Thursday, September 23, 2010

Maine high court limits damage claims in data breaches

A little over two years ago Hannaford Brothers, a large grocery retailer in the Eastern U.S., suffered one of the worst data breaches (bankinfosecurity.com) up to that time. There were many lawsuits filed as a result of the breach. This week the high court in Maine ruled on the validity in some of those cases.

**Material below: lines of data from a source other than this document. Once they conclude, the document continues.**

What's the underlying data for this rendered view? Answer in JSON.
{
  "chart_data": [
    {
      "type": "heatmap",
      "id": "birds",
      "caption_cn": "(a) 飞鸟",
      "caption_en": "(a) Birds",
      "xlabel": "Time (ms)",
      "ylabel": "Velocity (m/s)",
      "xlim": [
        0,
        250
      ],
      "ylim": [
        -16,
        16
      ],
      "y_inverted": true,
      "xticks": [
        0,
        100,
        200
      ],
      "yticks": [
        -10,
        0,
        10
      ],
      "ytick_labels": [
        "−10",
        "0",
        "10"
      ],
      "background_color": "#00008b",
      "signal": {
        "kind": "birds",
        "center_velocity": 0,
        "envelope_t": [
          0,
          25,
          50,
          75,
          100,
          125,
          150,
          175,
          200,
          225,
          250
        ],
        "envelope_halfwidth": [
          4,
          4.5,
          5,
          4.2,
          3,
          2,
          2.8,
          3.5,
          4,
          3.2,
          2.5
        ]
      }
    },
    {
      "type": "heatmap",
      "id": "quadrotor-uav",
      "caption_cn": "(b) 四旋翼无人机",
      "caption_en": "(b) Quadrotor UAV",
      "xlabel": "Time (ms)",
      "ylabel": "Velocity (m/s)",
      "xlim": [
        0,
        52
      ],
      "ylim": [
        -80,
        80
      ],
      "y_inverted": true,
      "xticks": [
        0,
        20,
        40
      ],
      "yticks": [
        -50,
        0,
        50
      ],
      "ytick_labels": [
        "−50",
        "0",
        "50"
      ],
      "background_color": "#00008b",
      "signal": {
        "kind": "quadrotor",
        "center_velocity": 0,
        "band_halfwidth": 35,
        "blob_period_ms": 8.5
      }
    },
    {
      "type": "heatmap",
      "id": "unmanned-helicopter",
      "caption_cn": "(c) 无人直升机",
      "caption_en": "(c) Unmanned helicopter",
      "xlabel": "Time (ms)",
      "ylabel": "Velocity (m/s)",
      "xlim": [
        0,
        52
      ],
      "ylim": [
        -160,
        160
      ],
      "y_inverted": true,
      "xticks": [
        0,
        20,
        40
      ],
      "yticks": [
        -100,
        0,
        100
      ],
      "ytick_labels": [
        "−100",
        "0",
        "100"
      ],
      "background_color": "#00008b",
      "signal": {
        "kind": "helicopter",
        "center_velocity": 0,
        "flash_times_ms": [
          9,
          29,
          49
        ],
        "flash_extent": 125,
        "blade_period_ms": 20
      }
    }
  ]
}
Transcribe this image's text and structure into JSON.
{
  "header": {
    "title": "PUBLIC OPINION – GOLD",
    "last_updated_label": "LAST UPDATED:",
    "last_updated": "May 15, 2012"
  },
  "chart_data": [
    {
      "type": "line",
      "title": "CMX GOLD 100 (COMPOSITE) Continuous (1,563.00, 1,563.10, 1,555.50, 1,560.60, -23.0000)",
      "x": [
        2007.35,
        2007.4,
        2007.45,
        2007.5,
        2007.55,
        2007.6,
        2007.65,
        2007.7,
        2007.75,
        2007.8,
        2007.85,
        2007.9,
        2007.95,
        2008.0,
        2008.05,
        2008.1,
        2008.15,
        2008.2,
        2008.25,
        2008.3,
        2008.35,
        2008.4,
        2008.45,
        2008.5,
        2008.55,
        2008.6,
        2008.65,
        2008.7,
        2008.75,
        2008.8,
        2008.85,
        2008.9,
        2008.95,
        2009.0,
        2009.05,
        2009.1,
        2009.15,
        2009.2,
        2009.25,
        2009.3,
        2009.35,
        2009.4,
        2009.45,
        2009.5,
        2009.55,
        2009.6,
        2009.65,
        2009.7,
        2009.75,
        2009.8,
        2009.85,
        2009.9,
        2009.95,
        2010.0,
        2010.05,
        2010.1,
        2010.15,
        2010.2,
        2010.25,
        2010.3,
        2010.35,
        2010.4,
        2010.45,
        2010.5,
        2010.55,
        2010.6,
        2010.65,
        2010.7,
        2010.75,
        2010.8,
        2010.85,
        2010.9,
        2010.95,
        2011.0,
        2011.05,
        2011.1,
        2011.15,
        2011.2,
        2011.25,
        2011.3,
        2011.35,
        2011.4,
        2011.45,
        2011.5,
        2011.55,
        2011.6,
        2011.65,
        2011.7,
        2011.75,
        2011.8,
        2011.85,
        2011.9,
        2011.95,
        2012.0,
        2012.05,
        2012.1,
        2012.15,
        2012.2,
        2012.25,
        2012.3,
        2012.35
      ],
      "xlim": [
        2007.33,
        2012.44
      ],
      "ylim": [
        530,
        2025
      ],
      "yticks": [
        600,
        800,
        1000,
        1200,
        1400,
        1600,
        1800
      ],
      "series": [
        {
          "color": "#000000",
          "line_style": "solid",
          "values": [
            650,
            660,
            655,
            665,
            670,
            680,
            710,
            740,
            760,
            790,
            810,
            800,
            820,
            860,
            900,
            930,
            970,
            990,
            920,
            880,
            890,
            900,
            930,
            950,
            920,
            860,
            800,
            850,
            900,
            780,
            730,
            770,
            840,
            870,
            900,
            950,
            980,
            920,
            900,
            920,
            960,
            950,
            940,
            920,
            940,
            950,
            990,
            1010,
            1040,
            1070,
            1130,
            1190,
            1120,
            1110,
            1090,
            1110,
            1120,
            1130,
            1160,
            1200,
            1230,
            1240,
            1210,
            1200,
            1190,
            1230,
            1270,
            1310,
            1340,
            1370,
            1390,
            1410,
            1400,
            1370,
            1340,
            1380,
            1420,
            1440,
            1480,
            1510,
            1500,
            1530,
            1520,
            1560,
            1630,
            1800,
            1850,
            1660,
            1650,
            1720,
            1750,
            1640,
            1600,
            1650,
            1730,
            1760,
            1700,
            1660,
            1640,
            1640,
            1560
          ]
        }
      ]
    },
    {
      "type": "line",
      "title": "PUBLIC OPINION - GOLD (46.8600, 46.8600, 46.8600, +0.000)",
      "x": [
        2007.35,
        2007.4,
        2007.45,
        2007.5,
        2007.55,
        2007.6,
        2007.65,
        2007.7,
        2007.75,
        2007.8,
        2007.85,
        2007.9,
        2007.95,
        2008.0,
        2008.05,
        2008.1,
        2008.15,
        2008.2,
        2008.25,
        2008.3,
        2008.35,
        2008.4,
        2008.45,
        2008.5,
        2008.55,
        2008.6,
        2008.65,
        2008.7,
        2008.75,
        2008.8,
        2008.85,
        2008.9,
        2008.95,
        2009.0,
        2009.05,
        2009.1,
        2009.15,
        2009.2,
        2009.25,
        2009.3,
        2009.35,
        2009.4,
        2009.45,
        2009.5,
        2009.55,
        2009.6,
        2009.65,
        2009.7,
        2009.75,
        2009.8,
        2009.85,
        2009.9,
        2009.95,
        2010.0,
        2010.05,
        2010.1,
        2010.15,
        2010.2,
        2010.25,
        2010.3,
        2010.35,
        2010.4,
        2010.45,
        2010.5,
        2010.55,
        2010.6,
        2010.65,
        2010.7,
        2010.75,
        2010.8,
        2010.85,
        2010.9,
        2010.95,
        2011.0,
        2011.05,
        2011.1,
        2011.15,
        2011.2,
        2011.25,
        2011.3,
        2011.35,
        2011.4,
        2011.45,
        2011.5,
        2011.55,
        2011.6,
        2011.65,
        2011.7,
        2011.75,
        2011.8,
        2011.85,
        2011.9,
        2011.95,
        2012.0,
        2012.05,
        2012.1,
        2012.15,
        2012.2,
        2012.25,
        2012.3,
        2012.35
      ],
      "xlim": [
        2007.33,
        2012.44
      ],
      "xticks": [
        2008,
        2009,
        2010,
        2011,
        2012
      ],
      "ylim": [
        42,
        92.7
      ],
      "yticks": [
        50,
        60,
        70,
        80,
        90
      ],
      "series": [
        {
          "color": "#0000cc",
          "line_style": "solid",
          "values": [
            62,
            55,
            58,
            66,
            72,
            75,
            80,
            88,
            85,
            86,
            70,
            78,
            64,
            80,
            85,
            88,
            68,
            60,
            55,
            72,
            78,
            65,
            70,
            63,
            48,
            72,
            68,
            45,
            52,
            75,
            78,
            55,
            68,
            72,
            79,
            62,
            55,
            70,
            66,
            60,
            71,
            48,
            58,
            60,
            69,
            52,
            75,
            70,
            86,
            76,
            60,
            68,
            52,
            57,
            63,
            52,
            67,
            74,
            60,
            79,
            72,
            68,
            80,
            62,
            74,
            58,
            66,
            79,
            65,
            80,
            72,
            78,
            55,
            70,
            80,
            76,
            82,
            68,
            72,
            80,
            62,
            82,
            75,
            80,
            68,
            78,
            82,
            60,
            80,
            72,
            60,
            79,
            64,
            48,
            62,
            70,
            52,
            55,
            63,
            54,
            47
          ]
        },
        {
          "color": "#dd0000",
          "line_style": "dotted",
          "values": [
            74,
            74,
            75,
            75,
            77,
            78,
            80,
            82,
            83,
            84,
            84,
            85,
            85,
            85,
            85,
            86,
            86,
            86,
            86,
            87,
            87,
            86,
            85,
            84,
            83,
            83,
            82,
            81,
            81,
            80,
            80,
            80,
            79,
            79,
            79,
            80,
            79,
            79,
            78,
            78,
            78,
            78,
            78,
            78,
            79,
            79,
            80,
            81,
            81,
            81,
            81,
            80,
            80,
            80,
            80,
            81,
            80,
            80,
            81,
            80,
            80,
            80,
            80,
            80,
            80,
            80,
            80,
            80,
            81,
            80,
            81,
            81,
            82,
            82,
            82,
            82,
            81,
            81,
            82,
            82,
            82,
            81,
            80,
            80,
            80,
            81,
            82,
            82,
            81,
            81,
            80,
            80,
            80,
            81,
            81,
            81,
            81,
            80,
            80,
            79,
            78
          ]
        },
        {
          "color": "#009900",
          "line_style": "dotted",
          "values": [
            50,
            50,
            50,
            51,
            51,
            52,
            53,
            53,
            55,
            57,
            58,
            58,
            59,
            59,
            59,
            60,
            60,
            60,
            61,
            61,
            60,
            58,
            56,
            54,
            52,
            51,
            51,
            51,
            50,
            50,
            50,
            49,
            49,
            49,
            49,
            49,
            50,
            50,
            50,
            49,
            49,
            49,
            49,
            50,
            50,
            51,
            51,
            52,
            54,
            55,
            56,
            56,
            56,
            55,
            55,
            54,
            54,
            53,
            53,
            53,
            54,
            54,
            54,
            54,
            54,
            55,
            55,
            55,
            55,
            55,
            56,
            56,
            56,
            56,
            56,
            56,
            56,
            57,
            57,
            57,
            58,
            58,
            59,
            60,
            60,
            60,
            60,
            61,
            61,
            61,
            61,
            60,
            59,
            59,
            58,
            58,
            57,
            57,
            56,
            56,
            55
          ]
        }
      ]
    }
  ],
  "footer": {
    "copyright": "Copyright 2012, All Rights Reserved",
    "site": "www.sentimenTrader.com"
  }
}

According to a report on WGME 13 in Portland, Maine, the high court ruled that you cannot sue for damages unless you suffer "financial losses, physical harm or identity theft."

I'm sure this disappointed the people trying to regain money for the time they spent straightening out the mess caused because their credit card info was stolen in Hannafords' breach. I'm not sure I agree with the court decision, but I can understand it. I think. On the one hand, the time and effort spent was directly related to the data breach. On the other hand, there was no financial cost, no damage, nothing that was "lost" (except time, the one thing you can't replace), and the cost of paying reparation to people who didn't suffer any actual harm could open the gateway for all kinds of lawsuits with dubious claims that would tie up the courts, often with little chance of success.

The law is different in every state, so the Maine decision may not have any bearing on lawsuits filed anywhere else - but it is a precedent, and lawyers will pull precedents from where ever they can find them. Only time will tell how much affect this decision will have outside of Maine.